Нечто, выглядевшее как огромная поджарая гончая из дыма и пепла, с горящими углями вместо глаз, приземлилось сзади «харлея» и рвануло в бег, быстро сокращая расстояние между нами. Гончая сделала бросок, черные челюсти раскрылись, чтобы сомкнуться на заднем колесе мотоцикла – таким же движением, каким она, должно быть, впивалась в сухожилие убегавшего оленя. Бездумная животная паника бушевала в моей голове, но я удержал ее на расстоянии от центра мышления, заставив себя сосредоточиться, думать, действовать.

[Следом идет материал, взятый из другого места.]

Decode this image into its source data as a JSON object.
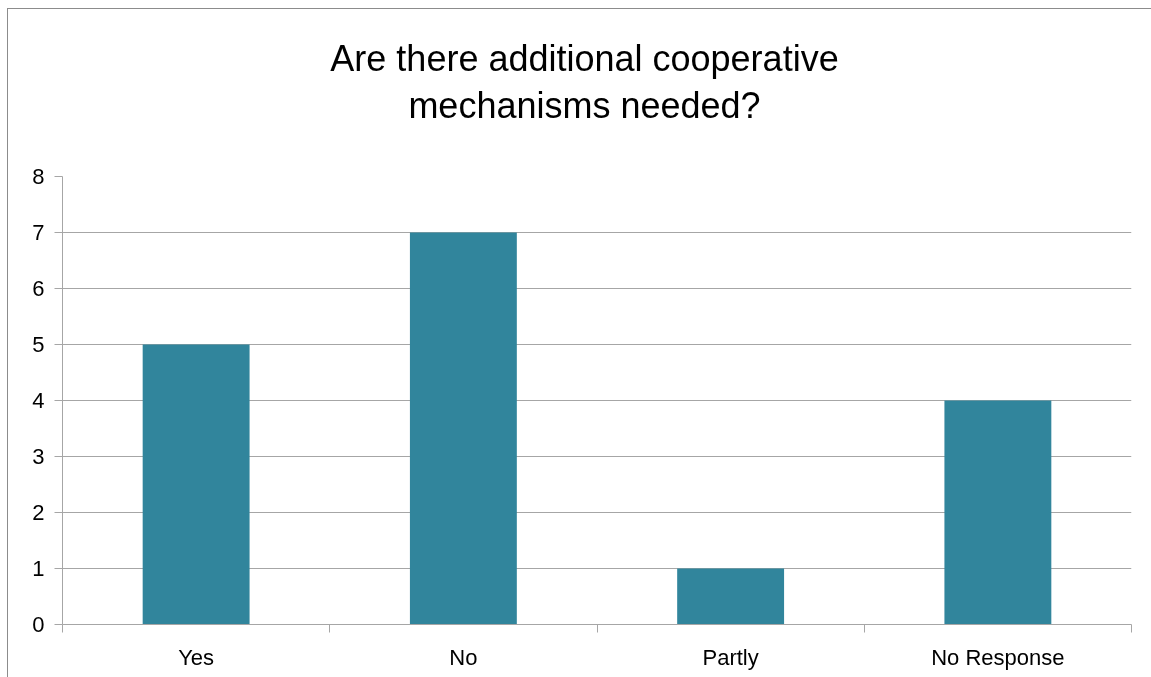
{
  "chart_data": {
    "type": "bar",
    "title": "Are there additional cooperative mechanisms needed?",
    "categories": [
      "Yes",
      "No",
      "Partly",
      "No Response"
    ],
    "values": [
      5,
      7,
      1,
      4
    ],
    "color": "#31859c",
    "ylim": [
      0,
      8
    ],
    "yticks": [
      0,
      1,
      2,
      3,
      4,
      5,
      6,
      7,
      8
    ],
    "grid": "y"
  }
}
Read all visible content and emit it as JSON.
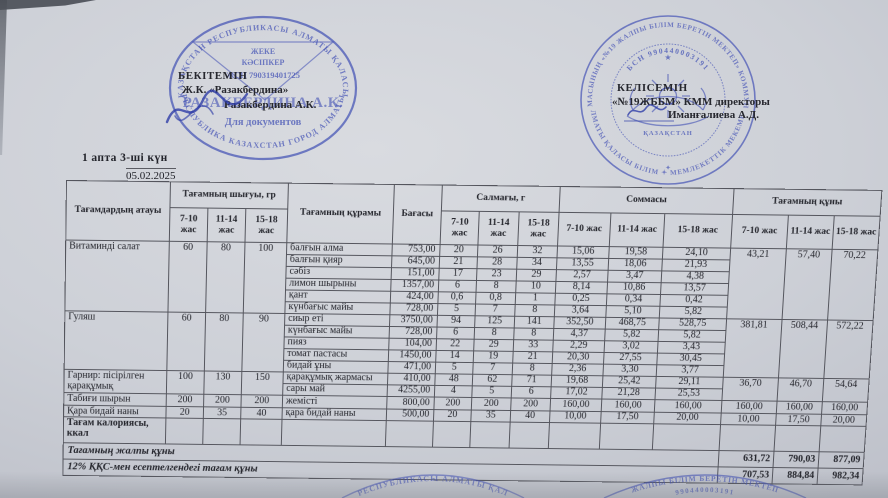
{
  "colors": {
    "stamp_blue": "#3f4eb4",
    "ink": "#23242b",
    "paper": "#cdd0d7"
  },
  "heading": {
    "week_day": "1 апта  3-ші күн",
    "date": "05.02.2025"
  },
  "stamps": {
    "left": {
      "ring_top": "ҚАЗАҚСТАН РЕСПУБЛИКАСЫ АЛМАТЫ ҚАЛАСЫ",
      "ring_bottom": "РЕСПУБЛИКА КАЗАХСТАН ГОРОД АЛМАТЫ",
      "center_line1": "ЖЕКЕ",
      "center_line2": "КӘСІПКЕР",
      "center_line3": "ЖСН 790319401725",
      "center_name": "РАЗАКБЕРДИНА А.К.",
      "doc_label": "Для документов"
    },
    "left_overlay": {
      "approve": "БЕКІТЕМІН",
      "line2": "Ж.К. «Разакбердина»",
      "line3": "Разакбердина А.К."
    },
    "right": {
      "ring_top": "БАСҚАРМАСЫНЫҢ «№19 ЖАЛПЫ БІЛІМ БЕРЕТІН МЕКТЕП» КОММУНАЛДЫҚ",
      "ring_bottom": "АЛМАТЫ ҚАЛАСЫ БІЛІМ ✦ МЕМЛЕКЕТТІК МЕКЕМЕСІ",
      "bsn": "БСН 990440003191",
      "emblem_star": "★",
      "emblem_label": "ҚАЗАҚСТАН"
    },
    "right_overlay": {
      "agree": "КЕЛІСЕМІН",
      "line2": "«№19ЖББМ» КММ директоры",
      "line3": "Иманғалиева А.Д."
    },
    "bottom_center_fragment": "РЕСПУБЛИКАСЫ АЛМАТЫ ҚАЛ",
    "bottom_right_fragment_outer": "ЖАЛПЫ БІЛІМ БЕРЕТІН МЕКТЕП",
    "bottom_right_fragment_inner": "990440003191"
  },
  "table": {
    "headers": {
      "dish": "Тағамдардың атауы",
      "output": "Тағамның шығуы, гр",
      "composition": "Тағамның құрамы",
      "price": "Бағасы",
      "weight": "Салмағы, г",
      "sum": "Соммасы",
      "cost": "Тағамның құны",
      "ages": [
        "7-10 жас",
        "11-14 жас",
        "15-18 жас"
      ]
    },
    "groups": [
      {
        "name": "Витаминді салат",
        "out": [
          "60",
          "80",
          "100"
        ],
        "cost": [
          "43,21",
          "57,40",
          "70,22"
        ],
        "rows": [
          [
            "балғын алма",
            "753,00",
            "20",
            "26",
            "32",
            "15,06",
            "19,58",
            "24,10"
          ],
          [
            "балғын қияр",
            "645,00",
            "21",
            "28",
            "34",
            "13,55",
            "18,06",
            "21,93"
          ],
          [
            "сәбіз",
            "151,00",
            "17",
            "23",
            "29",
            "2,57",
            "3,47",
            "4,38"
          ],
          [
            "лимон шырыны",
            "1357,00",
            "6",
            "8",
            "10",
            "8,14",
            "10,86",
            "13,57"
          ],
          [
            "қант",
            "424,00",
            "0,6",
            "0,8",
            "1",
            "0,25",
            "0,34",
            "0,42"
          ],
          [
            "күнбағыс майы",
            "728,00",
            "5",
            "7",
            "8",
            "3,64",
            "5,10",
            "5,82"
          ]
        ]
      },
      {
        "name": "Гуляш",
        "out": [
          "60",
          "80",
          "90"
        ],
        "cost": [
          "381,81",
          "508,44",
          "572,22"
        ],
        "rows": [
          [
            "сиыр еті",
            "3750,00",
            "94",
            "125",
            "141",
            "352,50",
            "468,75",
            "528,75"
          ],
          [
            "күнбағыс майы",
            "728,00",
            "6",
            "8",
            "8",
            "4,37",
            "5,82",
            "5,82"
          ],
          [
            "пияз",
            "104,00",
            "22",
            "29",
            "33",
            "2,29",
            "3,02",
            "3,43"
          ],
          [
            "томат пастасы",
            "1450,00",
            "14",
            "19",
            "21",
            "20,30",
            "27,55",
            "30,45"
          ],
          [
            "бидай ұны",
            "471,00",
            "5",
            "7",
            "8",
            "2,36",
            "3,30",
            "3,77"
          ]
        ]
      },
      {
        "name": "Гарнир: пісірілген қарақұмық",
        "out": [
          "100",
          "130",
          "150"
        ],
        "cost": [
          "36,70",
          "46,70",
          "54,64"
        ],
        "rows": [
          [
            "қарақұмық жармасы",
            "410,00",
            "48",
            "62",
            "71",
            "19,68",
            "25,42",
            "29,11"
          ],
          [
            "сары май",
            "4255,00",
            "4",
            "5",
            "6",
            "17,02",
            "21,28",
            "25,53"
          ]
        ]
      },
      {
        "name": "Табиғи шырын",
        "out": [
          "200",
          "200",
          "200"
        ],
        "cost": [
          "160,00",
          "160,00",
          "160,00"
        ],
        "rows": [
          [
            "жемісті",
            "800,00",
            "200",
            "200",
            "200",
            "160,00",
            "160,00",
            "160,00"
          ]
        ]
      },
      {
        "name": "Қара бидай наны",
        "out": [
          "20",
          "35",
          "40"
        ],
        "cost": [
          "10,00",
          "17,50",
          "20,00"
        ],
        "rows": [
          [
            "қара бидай наны",
            "500,00",
            "20",
            "35",
            "40",
            "10,00",
            "17,50",
            "20,00"
          ]
        ]
      },
      {
        "name": "Тағам калориясы, ккал",
        "bold": true,
        "tall": true,
        "out": [
          "",
          "",
          ""
        ],
        "cost": [
          "",
          "",
          ""
        ],
        "rows": [
          [
            "",
            "",
            "",
            "",
            "",
            "",
            "",
            ""
          ]
        ]
      }
    ],
    "footer": [
      {
        "label": "Тағамның жалпы құны",
        "values": [
          "631,72",
          "790,03",
          "877,09"
        ]
      },
      {
        "label": "12% ҚҚС-мен есептелгендегі тағам құны",
        "values": [
          "707,53",
          "884,84",
          "982,34"
        ]
      }
    ]
  }
}
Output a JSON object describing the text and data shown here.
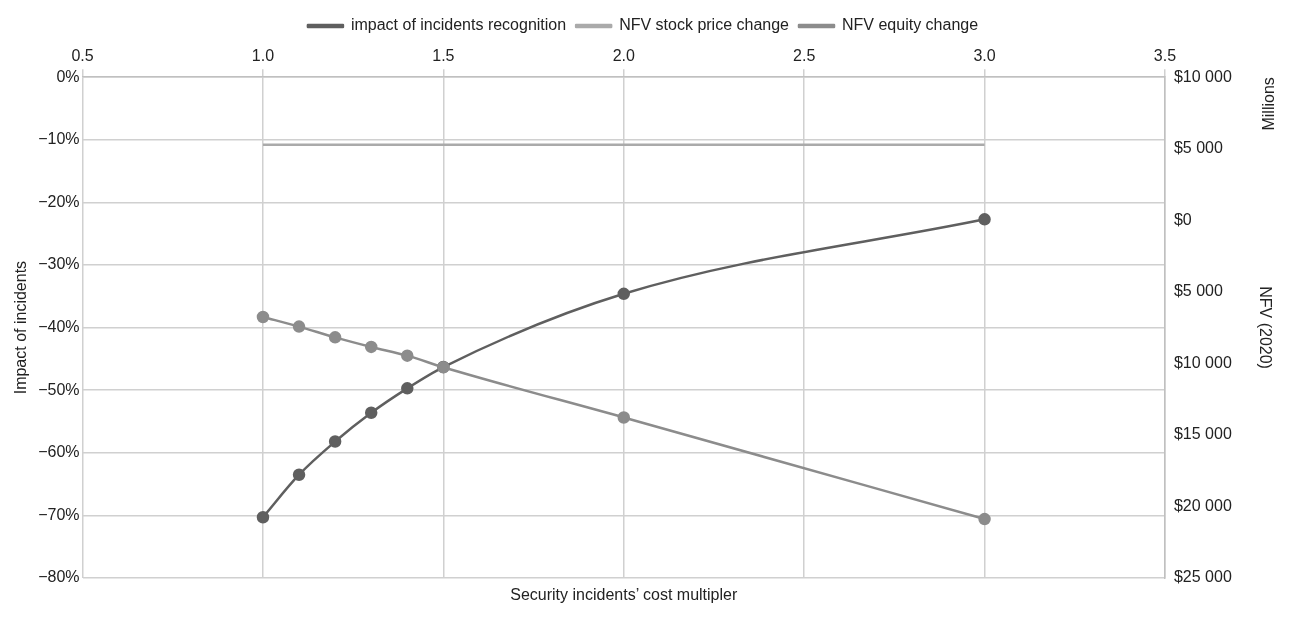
{
  "chart_data": {
    "type": "line",
    "xlabel": "Security incidents’ cost multipler",
    "ylabel": "Impact of incidents",
    "y2label": "NFV (2020)",
    "annotations": [
      "Millions"
    ],
    "xlim": [
      0.5,
      3.5
    ],
    "xticks": [
      {
        "value": 0.5,
        "label": "0.5"
      },
      {
        "value": 1,
        "label": "1.0"
      },
      {
        "value": 1.5,
        "label": "1.5"
      },
      {
        "value": 2,
        "label": "2.0"
      },
      {
        "value": 2.5,
        "label": "2.5"
      },
      {
        "value": 3,
        "label": "3.0"
      },
      {
        "value": 3.5,
        "label": "3.5"
      }
    ],
    "ylim": [
      -80,
      0
    ],
    "yticks": [
      {
        "value": 0,
        "label": "0%"
      },
      {
        "value": -10,
        "label": "−10%"
      },
      {
        "value": -20,
        "label": "−20%"
      },
      {
        "value": -30,
        "label": "−30%"
      },
      {
        "value": -40,
        "label": "−40%"
      },
      {
        "value": -50,
        "label": "−50%"
      },
      {
        "value": -60,
        "label": "−60%"
      },
      {
        "value": -70,
        "label": "−70%"
      },
      {
        "value": -80,
        "label": "−80%"
      }
    ],
    "y2lim": [
      -25000,
      10000
    ],
    "y2ticks": [
      {
        "value": 10000,
        "label": "$10 000"
      },
      {
        "value": 5000,
        "label": "$5 000"
      },
      {
        "value": 0,
        "label": "$0"
      },
      {
        "value": -5000,
        "label": "$5 000"
      },
      {
        "value": -10000,
        "label": "$10 000"
      },
      {
        "value": -15000,
        "label": "$15 000"
      },
      {
        "value": -20000,
        "label": "$20 000"
      },
      {
        "value": -25000,
        "label": "$25 000"
      }
    ],
    "grid": true,
    "legend": "top",
    "marker": "circle",
    "line_style": "solid",
    "series": [
      {
        "name": "impact of incidents recognition",
        "color": "#5f5f5f",
        "x": [
          1,
          1.1,
          1.2,
          1.3,
          1.4,
          1.5,
          2,
          3
        ],
        "values": [
          -70.3,
          -63.5,
          -58.2,
          -53.6,
          -49.7,
          -46.3,
          -34.6,
          -22.7
        ]
      },
      {
        "name": "NFV stock price change",
        "color": "#aaaaaa",
        "marker": "none",
        "x": [
          1,
          3
        ],
        "values": [
          -10.8,
          -10.8
        ]
      },
      {
        "name": "NFV equity change",
        "color": "#8c8c8c",
        "axis": "y2",
        "x": [
          1,
          1.1,
          1.2,
          1.3,
          1.4,
          1.5,
          2,
          3
        ],
        "values": [
          -6760,
          -7430,
          -8180,
          -8850,
          -9460,
          -10270,
          -13780,
          -20880
        ]
      }
    ]
  }
}
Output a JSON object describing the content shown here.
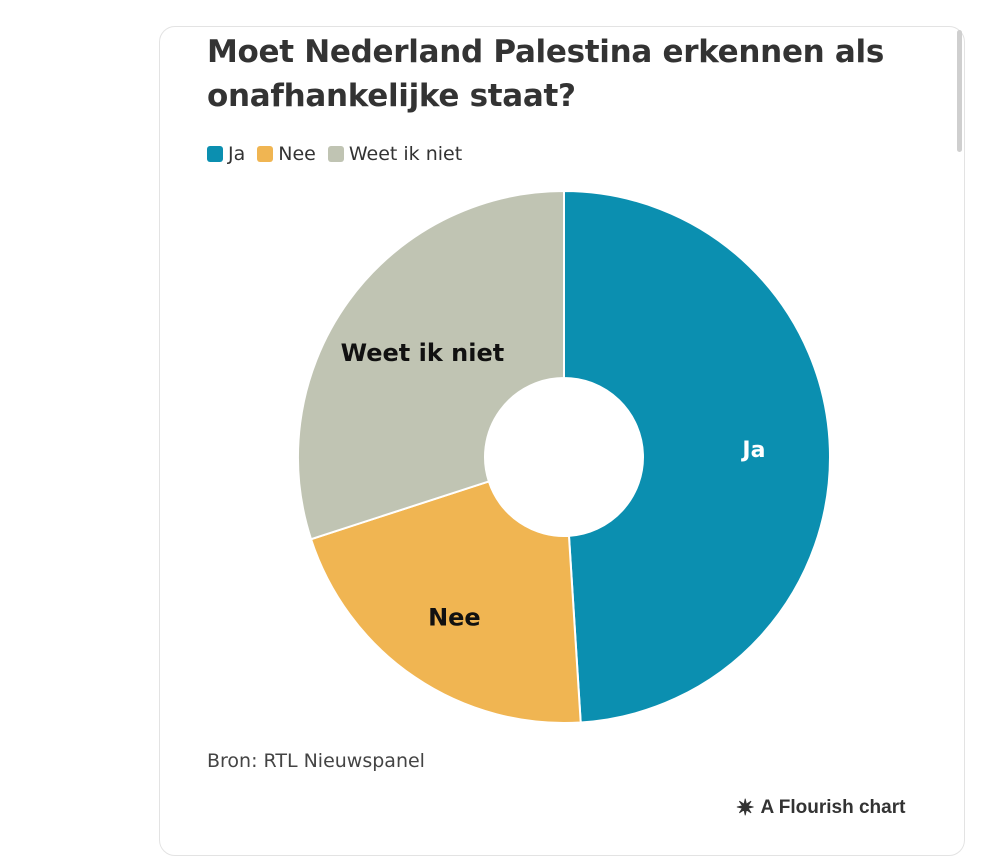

Я увидел, как Кэррин бросила взгляд в зеркальце заднего вида, когда псина оказалась совсем близко, и почувствовал, как тело Мёрфи напряглось, когда она приготовилась уйти влево. Я собрал всю свою волю, но пока не высвобождал ее, а когда адская гончая была уже в паре дюймов от колеса, Кэррин наклонилась и бросила «харлей» влево. Челюсти гончей клацнули, ухватив порцию выхлопных газов, а я выпустил свою волю через ладонь вытянутой правой руки, проревев:
– Forzare!
Сила заклинания ударила гончую по нижней части ее передних лап, и голова зверя врезалась в бетон на убийственной скорости – буквально. Раздался ужасающий треск, и обмякшее тело псины полетело кувырком, подскочив от удара в воздух ярдов на двенадцать, прежде чем приземлиться, разбрасывая клочья тьмы по пути.
То, что приземлилось изуродованным мешком костей, не было собакой, да и вообще к псовым не имело отношения. Это был юноша – человек, в черной майке и старых рваных джинсах. У меня едва хватило времени осознать это до того, как тело скатилось с дороги и исчезло из виду.